INTERNATIONAL AUTHORITY OF BOSTON — For the 50th anniversary of women running the Boston Marathon, the event was headlined by the reigning Olympic champion, Peres Jepchirchir, who ran a time that bested every other female finisher in the race.
On Monday, the world’s oldest and most renowned annual marathon resumed to its traditional spring start for the first time since the outbreak of the coronavirus epidemic. The 28-year-old Kenyan won in a see-saw sprint down the stretch.
Olympic Champion Peres Jepchirchir Wins The 50th Womens Boston
Jepchirchir and Ababel Yeshaneh of Ethiopia switched positions eight times in the last mile of the 50th anniversary of the first official women’s race before Jepchirchir finally pulled ahead on Boylston Street.
“In my gut, I knew she was formidable.
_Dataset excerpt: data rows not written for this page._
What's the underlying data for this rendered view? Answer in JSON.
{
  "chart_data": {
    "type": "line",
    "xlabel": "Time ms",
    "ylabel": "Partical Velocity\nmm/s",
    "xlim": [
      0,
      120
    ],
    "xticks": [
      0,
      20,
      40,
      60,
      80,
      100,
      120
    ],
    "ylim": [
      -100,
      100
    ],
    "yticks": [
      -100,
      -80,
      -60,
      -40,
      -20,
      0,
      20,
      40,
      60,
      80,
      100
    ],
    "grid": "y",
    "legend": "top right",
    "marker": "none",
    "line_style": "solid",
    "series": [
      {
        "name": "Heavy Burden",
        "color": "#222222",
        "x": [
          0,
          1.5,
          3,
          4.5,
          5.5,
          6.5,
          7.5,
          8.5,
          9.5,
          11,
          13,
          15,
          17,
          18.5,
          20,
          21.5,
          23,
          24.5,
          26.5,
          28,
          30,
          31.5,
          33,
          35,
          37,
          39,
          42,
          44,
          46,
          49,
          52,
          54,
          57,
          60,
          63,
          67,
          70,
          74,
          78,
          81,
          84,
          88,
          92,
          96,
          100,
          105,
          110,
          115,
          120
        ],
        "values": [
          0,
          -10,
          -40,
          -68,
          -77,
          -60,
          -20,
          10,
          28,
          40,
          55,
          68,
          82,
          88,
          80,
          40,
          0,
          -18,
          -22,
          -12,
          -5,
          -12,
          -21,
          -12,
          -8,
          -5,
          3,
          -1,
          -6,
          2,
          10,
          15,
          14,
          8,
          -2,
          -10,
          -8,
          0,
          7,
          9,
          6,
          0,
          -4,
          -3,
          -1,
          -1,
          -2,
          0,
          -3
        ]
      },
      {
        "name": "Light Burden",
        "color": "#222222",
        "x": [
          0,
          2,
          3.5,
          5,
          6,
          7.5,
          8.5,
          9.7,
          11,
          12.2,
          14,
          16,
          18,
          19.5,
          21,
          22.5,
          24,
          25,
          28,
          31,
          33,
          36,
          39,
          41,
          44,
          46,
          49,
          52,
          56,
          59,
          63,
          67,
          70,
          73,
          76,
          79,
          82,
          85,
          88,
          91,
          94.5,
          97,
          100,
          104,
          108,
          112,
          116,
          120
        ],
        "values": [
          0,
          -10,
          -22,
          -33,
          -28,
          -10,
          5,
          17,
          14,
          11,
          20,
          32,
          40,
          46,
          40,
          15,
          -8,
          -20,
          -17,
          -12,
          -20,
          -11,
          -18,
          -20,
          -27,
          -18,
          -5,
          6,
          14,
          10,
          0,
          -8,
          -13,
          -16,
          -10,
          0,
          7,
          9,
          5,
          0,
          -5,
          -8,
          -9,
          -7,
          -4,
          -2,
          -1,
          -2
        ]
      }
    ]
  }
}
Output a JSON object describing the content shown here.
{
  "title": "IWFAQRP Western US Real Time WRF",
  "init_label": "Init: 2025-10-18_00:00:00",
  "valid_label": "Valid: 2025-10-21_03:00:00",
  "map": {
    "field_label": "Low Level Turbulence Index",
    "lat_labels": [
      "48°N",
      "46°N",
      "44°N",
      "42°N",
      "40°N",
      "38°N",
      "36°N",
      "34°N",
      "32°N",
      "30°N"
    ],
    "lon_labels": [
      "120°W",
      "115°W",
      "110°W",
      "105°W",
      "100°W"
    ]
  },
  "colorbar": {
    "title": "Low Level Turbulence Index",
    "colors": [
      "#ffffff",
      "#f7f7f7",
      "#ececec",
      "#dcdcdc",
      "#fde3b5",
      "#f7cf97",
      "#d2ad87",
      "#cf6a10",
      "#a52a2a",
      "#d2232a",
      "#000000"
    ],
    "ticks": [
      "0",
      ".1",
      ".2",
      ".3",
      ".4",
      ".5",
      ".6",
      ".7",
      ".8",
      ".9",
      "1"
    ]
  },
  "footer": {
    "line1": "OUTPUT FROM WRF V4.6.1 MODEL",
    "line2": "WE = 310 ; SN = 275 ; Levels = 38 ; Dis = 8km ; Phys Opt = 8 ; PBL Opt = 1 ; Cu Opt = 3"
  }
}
That’s because I pushed it “said Jepchirchir, who won $150,000 in addition to her Olympic gold medal and the 2021 New York City Marathon. “A gap opened up and I couldn’t keep up. Still, I didn’t give up hope.”
Evans Chebet, the third and last member of the Kenyan sweep, won the marathon in a time of 2 hours, 6 minutes, and 51 seconds by pulling away from Gabriel Geay with approximately four miles to go. Geay dropped to fourth place, 30 seconds behind the 2019 winner Lawrence Cherono and the defending champion Benson Kipruto.
Champaign, Illinois native Daniel Romanchuk won his second wheelchair race in a time of 1:26:58, extending his record. Switzerland’s Manuela Schar ran the marathon in a time of 1:41:08 to win her fourth Boston title and second in a row.
More than 28,000 runners took to the streets from Hopkinton to Copley Square six months after a smaller and socially distanced event, the only fall race in its 126-year existence, on a Patriots’ Day weekend that also featured the Red Sox home opener, the city’s main athletic rite of spring.
In a show of support, spectators waved Ukrainian flags as the runners completed the 26.2-mile marathon on Monday, the shortest leg of their journey. There were 44 Ukrainians that signed up for the race, but only 11 actually participated.
Dmytro Molchanov, a Ukrainian resident of New York, stated, “I chose to come here to show that Ukrainians are powerful, we’re fighting, and we hope peace will come soon.”
“It’s incredibly tough, basically, being here while all my family, friends, and Ukrainians are fighting over there for peace in my country, in Europe, and in the globe generally,” said Molchanov, who completed the race in 2:39:20. “When things became rough, I pushed through and fought with myself a little bit, just like the Ukrainians are fighting Russia now.”